Em 1960, Fernanda Botelho (1926-2007) considerava no romance “A gata e a fábula”: “Que sabes tu da guerra além do que dizem os periódicos? Que sabe essa gente? Que sei eu? Todos falam da guerra, de todos os titulares das rédeas, Hitler, Churchill, Montgomery, Rommel… uma série de nomes! Ninguém fala do homem-soldado, esse desgraçado nosso irmão e condenado a matar ou a morrer, como as feras…”
Esta é a sensação que persiste das notícias que correm, muitas vezes eivadas de informação enviesada. Depois, quando confrontados com os relatos dos que sobreviveram, o caso é mais sério, pois estamos perante epopeias individuais de seres que viveram a fragilidade e o medo, o desespero e o trauma.
O que sabemos e vemos, de facto, é aquilo que Stefan Zweig (1881-1942), no seu “Jeremias” (1917), registou: “A guerra é grande nos livros, mas na realidade ela é aquilo que degola e profana a vida.” E não podemos ler esta curta afirmação sem nos lembrarmos das imagens de destruição sem sentido com que somos confrontados, as ruínas do mundo material, imagens que são de uma ruína maior: a das pessoas.
A guerra que vemos a alastrar no tempo cansa, é verdade. E, com razão, se deseja o seu fim pelo seu sem-sentido, pela disrupção que provoca com o essencial do que é o humano. No entanto, querer esse fim sabe a pouco – José Gardeazabal (n. 1966) deu conta dessa contradição no romance “Quarentena – Uma história de amor” (2021) ao dizer: “A paz é um eufemismo do fim. Na guerra ansiamos pelo fim, não pela paz.” E bom seria se o fim de uma guerra fosse o fim de todas as guerras. Mas, como a História tem provado, essa é a utopia. Em 1954, cantou Jacques Brel (1929-1978) que “é muito fácil acabada a guerra / andar a gritar que esta foi a derradeira.” E muito mais irónico foi Charles Bukowski (1920-1994) quando se pronunciou sobre o que pode orientar a contestação da guerra, ao registar no diário “O capitão saiu para almoçar e os marinheiros tomaram o navio” (1998): “As pessoas que protestam contra a guerra precisam de uma guerra para florescer. Há quem faça boas vidas a protestar contra a guerra. E, quando não há guerra nenhuma, não sabem o que fazer.” Brel e Bukowski demonstravam, cada um à sua maneira, que o fim das guerras não passa, afinal, de uma questão de intervalos… Já Séneca (4, ac-65), no seu diálogo “A vida feliz”, dirigindo-se ao irmão Gálio, dava uma pista para esta questão dos intervalos – “Nunca um general confia na paz ao ponto de não se preparar para a guerra.”

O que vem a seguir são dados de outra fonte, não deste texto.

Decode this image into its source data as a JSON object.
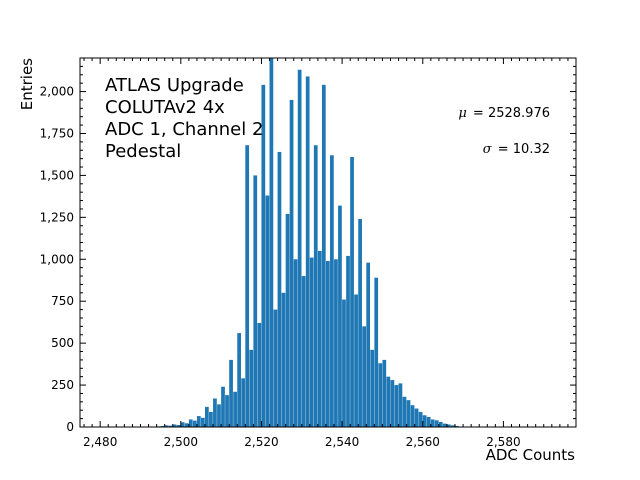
{
  "chart_data": {
    "type": "bar",
    "xlabel": "ADC Counts",
    "ylabel": "Entries",
    "xlim": [
      2475,
      2598
    ],
    "ylim": [
      0,
      2200
    ],
    "x_ticks": [
      2480,
      2500,
      2520,
      2540,
      2560,
      2580
    ],
    "x_tick_labels": [
      "2,480",
      "2,500",
      "2,520",
      "2,540",
      "2,560",
      "2,580"
    ],
    "y_ticks": [
      0,
      250,
      500,
      750,
      1000,
      1250,
      1500,
      1750,
      2000
    ],
    "y_tick_labels": [
      "0",
      "250",
      "500",
      "750",
      "1,000",
      "1,250",
      "1,500",
      "1,750",
      "2,000"
    ],
    "bar_color": "#1f77b4",
    "bins": [
      2490,
      2491,
      2492,
      2493,
      2494,
      2495,
      2496,
      2497,
      2498,
      2499,
      2500,
      2501,
      2502,
      2503,
      2504,
      2505,
      2506,
      2507,
      2508,
      2509,
      2510,
      2511,
      2512,
      2513,
      2514,
      2515,
      2516,
      2517,
      2518,
      2519,
      2520,
      2521,
      2522,
      2523,
      2524,
      2525,
      2526,
      2527,
      2528,
      2529,
      2530,
      2531,
      2532,
      2533,
      2534,
      2535,
      2536,
      2537,
      2538,
      2539,
      2540,
      2541,
      2542,
      2543,
      2544,
      2545,
      2546,
      2547,
      2548,
      2549,
      2550,
      2551,
      2552,
      2553,
      2554,
      2555,
      2556,
      2557,
      2558,
      2559,
      2560,
      2561,
      2562,
      2563,
      2564,
      2565,
      2566,
      2567,
      2568
    ],
    "values": [
      1,
      1,
      2,
      3,
      4,
      6,
      10,
      8,
      15,
      12,
      28,
      22,
      45,
      38,
      65,
      55,
      120,
      90,
      170,
      135,
      240,
      190,
      400,
      210,
      560,
      290,
      1680,
      460,
      1500,
      620,
      2040,
      1380,
      2200,
      700,
      1640,
      800,
      1270,
      1950,
      1000,
      2130,
      900,
      2090,
      1010,
      1680,
      1050,
      2040,
      990,
      1620,
      1000,
      1320,
      760,
      1020,
      1610,
      790,
      1240,
      600,
      980,
      460,
      890,
      380,
      400,
      300,
      280,
      250,
      260,
      180,
      160,
      130,
      110,
      90,
      70,
      60,
      45,
      40,
      30,
      20,
      15,
      10,
      6
    ],
    "annotation_lines": [
      "ATLAS Upgrade",
      "COLUTAv2 4x",
      "ADC 1, Channel 2",
      "Pedestal"
    ],
    "stats": {
      "mu_symbol": "μ",
      "mu_value": "2528.976",
      "sigma_symbol": "σ",
      "sigma_value": "10.32"
    }
  }
}
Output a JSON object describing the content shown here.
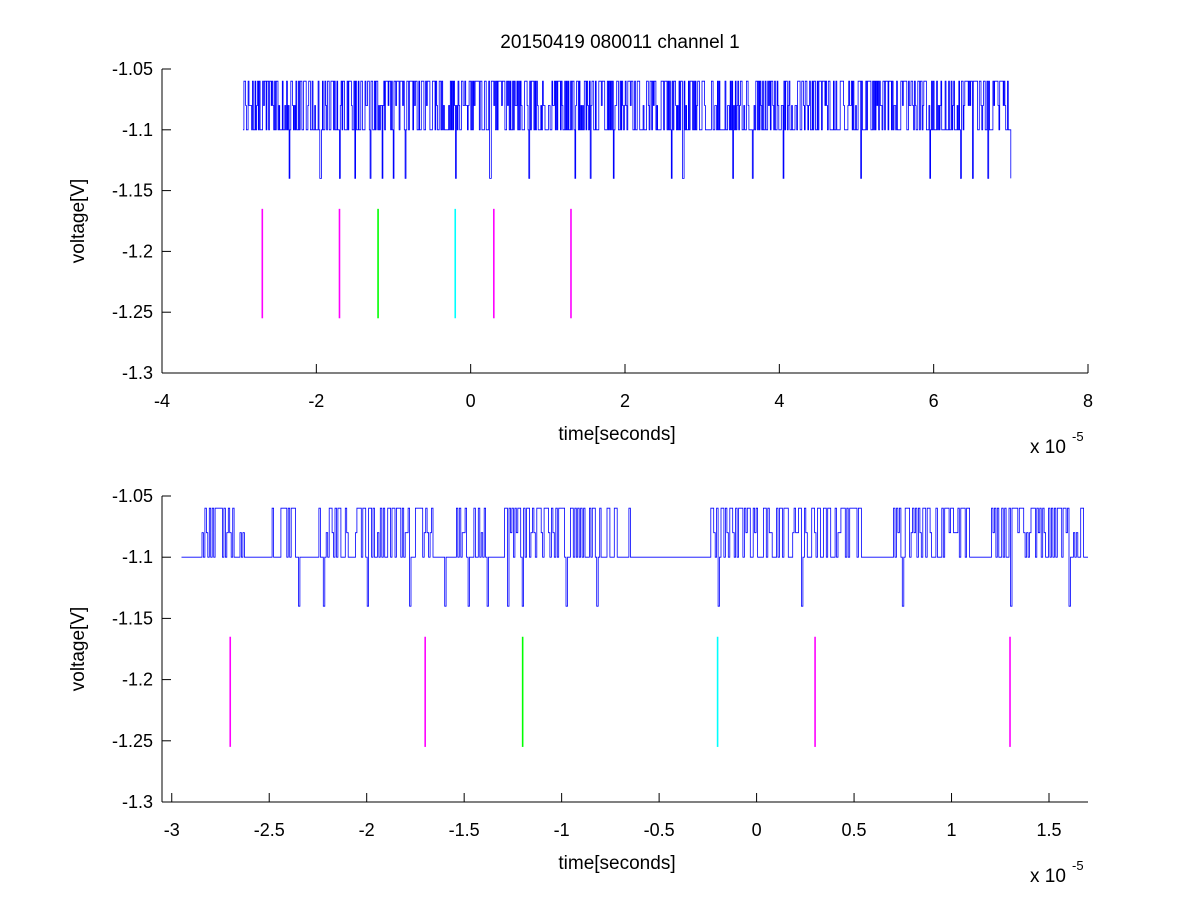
{
  "figure": {
    "title": "20150419 080011 channel 1"
  },
  "chart_data": [
    {
      "type": "line",
      "xlabel": "time[seconds]",
      "ylabel": "voltage[V]",
      "x_exponent": "x 10",
      "x_exponent_power": "-5",
      "xlim": [
        -4,
        8
      ],
      "ylim": [
        -1.3,
        -1.05
      ],
      "x_ticks": [
        -4,
        -2,
        0,
        2,
        4,
        6,
        8
      ],
      "x_tick_labels": [
        "-4",
        "-2",
        "0",
        "2",
        "4",
        "6",
        "8"
      ],
      "y_ticks": [
        -1.05,
        -1.1,
        -1.15,
        -1.2,
        -1.25,
        -1.3
      ],
      "y_tick_labels": [
        "-1.05",
        "-1.1",
        "-1.15",
        "-1.2",
        "-1.25",
        "-1.3"
      ],
      "grid": false,
      "series": [
        {
          "color": "#0000ff",
          "x_range": [
            -2.95,
            7.0
          ],
          "baseline": -1.1,
          "high": -1.06,
          "low": -1.14,
          "low_spike_times": [
            -2.35,
            -1.95,
            -1.7,
            -1.5,
            -1.3,
            -1.15,
            -1.0,
            -0.85,
            -0.2,
            0.25,
            0.75,
            1.35,
            1.55,
            1.85,
            2.6,
            2.75,
            3.4,
            3.65,
            4.05,
            5.05,
            5.95,
            6.35,
            6.5,
            6.7,
            7.0
          ]
        }
      ],
      "markers": [
        {
          "x": -2.7,
          "color": "#ff00ff",
          "y_top": -1.165,
          "y_bottom": -1.255
        },
        {
          "x": -1.7,
          "color": "#ff00ff",
          "y_top": -1.165,
          "y_bottom": -1.255
        },
        {
          "x": -1.2,
          "color": "#00ff00",
          "y_top": -1.165,
          "y_bottom": -1.255
        },
        {
          "x": -0.2,
          "color": "#00ffff",
          "y_top": -1.165,
          "y_bottom": -1.255
        },
        {
          "x": 0.3,
          "color": "#ff00ff",
          "y_top": -1.165,
          "y_bottom": -1.255
        },
        {
          "x": 1.3,
          "color": "#ff00ff",
          "y_top": -1.165,
          "y_bottom": -1.255
        }
      ]
    },
    {
      "type": "line",
      "xlabel": "time[seconds]",
      "ylabel": "voltage[V]",
      "x_exponent": "x 10",
      "x_exponent_power": "-5",
      "xlim": [
        -3.05,
        1.7
      ],
      "ylim": [
        -1.3,
        -1.05
      ],
      "x_ticks": [
        -3,
        -2.5,
        -2,
        -1.5,
        -1,
        -0.5,
        0,
        0.5,
        1,
        1.5
      ],
      "x_tick_labels": [
        "-3",
        "-2.5",
        "-2",
        "-1.5",
        "-1",
        "-0.5",
        "0",
        "0.5",
        "1",
        "1.5"
      ],
      "y_ticks": [
        -1.05,
        -1.1,
        -1.15,
        -1.2,
        -1.25,
        -1.3
      ],
      "y_tick_labels": [
        "-1.05",
        "-1.1",
        "-1.15",
        "-1.2",
        "-1.25",
        "-1.3"
      ],
      "grid": false,
      "series": [
        {
          "color": "#0000ff",
          "x_range": [
            -2.95,
            1.7
          ],
          "baseline": -1.1,
          "high": -1.06,
          "low": -1.14,
          "low_spike_times": [
            -2.35,
            -2.22,
            -2.0,
            -1.78,
            -1.6,
            -1.48,
            -1.38,
            -1.28,
            -1.2,
            -0.98,
            -0.82,
            -0.2,
            0.23,
            0.75,
            1.3,
            1.6
          ],
          "quiet_ranges": [
            [
              -2.95,
              -2.85
            ],
            [
              -2.63,
              -2.5
            ],
            [
              -2.35,
              -2.25
            ],
            [
              -1.65,
              -1.55
            ],
            [
              -1.38,
              -1.3
            ],
            [
              -0.65,
              -0.25
            ],
            [
              0.55,
              0.65
            ],
            [
              1.1,
              1.2
            ]
          ]
        }
      ],
      "markers": [
        {
          "x": -2.7,
          "color": "#ff00ff",
          "y_top": -1.165,
          "y_bottom": -1.255
        },
        {
          "x": -1.7,
          "color": "#ff00ff",
          "y_top": -1.165,
          "y_bottom": -1.255
        },
        {
          "x": -1.2,
          "color": "#00ff00",
          "y_top": -1.165,
          "y_bottom": -1.255
        },
        {
          "x": -0.2,
          "color": "#00ffff",
          "y_top": -1.165,
          "y_bottom": -1.255
        },
        {
          "x": 0.3,
          "color": "#ff00ff",
          "y_top": -1.165,
          "y_bottom": -1.255
        },
        {
          "x": 1.3,
          "color": "#ff00ff",
          "y_top": -1.165,
          "y_bottom": -1.255
        }
      ]
    }
  ]
}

A verdade que fica de todas as guerras é aquela que Philippe Claudel (n. 1962) pôs em “Almas Cinzentas” (2003): ela “massacra, mutila, macula, suja, esventra, decepa, esmaga, tritura, mata”. Outra verdade que também vamos interiorizando foi pensada por José Gardeazabal no romance “Quarenta e três” (2021), numa tela forte: “O sangue cá fora e a porcaria moral lá dentro, eis a descrição sumária de um combate.”
Que possibilidade para o fim de todas as guerras? Gianni Rodari (1920-1980) alvitrou, ainda que numa narrativa mais ou menos infantil, no livro “Histórias ao telefone” (1960): “O descanhão é o contrário do canhão, serve para desfazer a guerra. (…) Até uma criança consegue manejá-lo. Quando há guerra, tocamos a descorneta, disparamos o descanhão e a guerra desfaz-se imediatamente. Que maravilha, o des-país!”
Enquanto não acontece essa valorização da palavra, sentiremos a amargura que José Craveirinha (1922-2003) tão bem poetizou em “Karingana ua Karingana”, de 1974: “aos que ficam / resta o recurso / de se vestirem de luto. // Ah, cidades / favos de pedra / macios amortecedores de bombas.”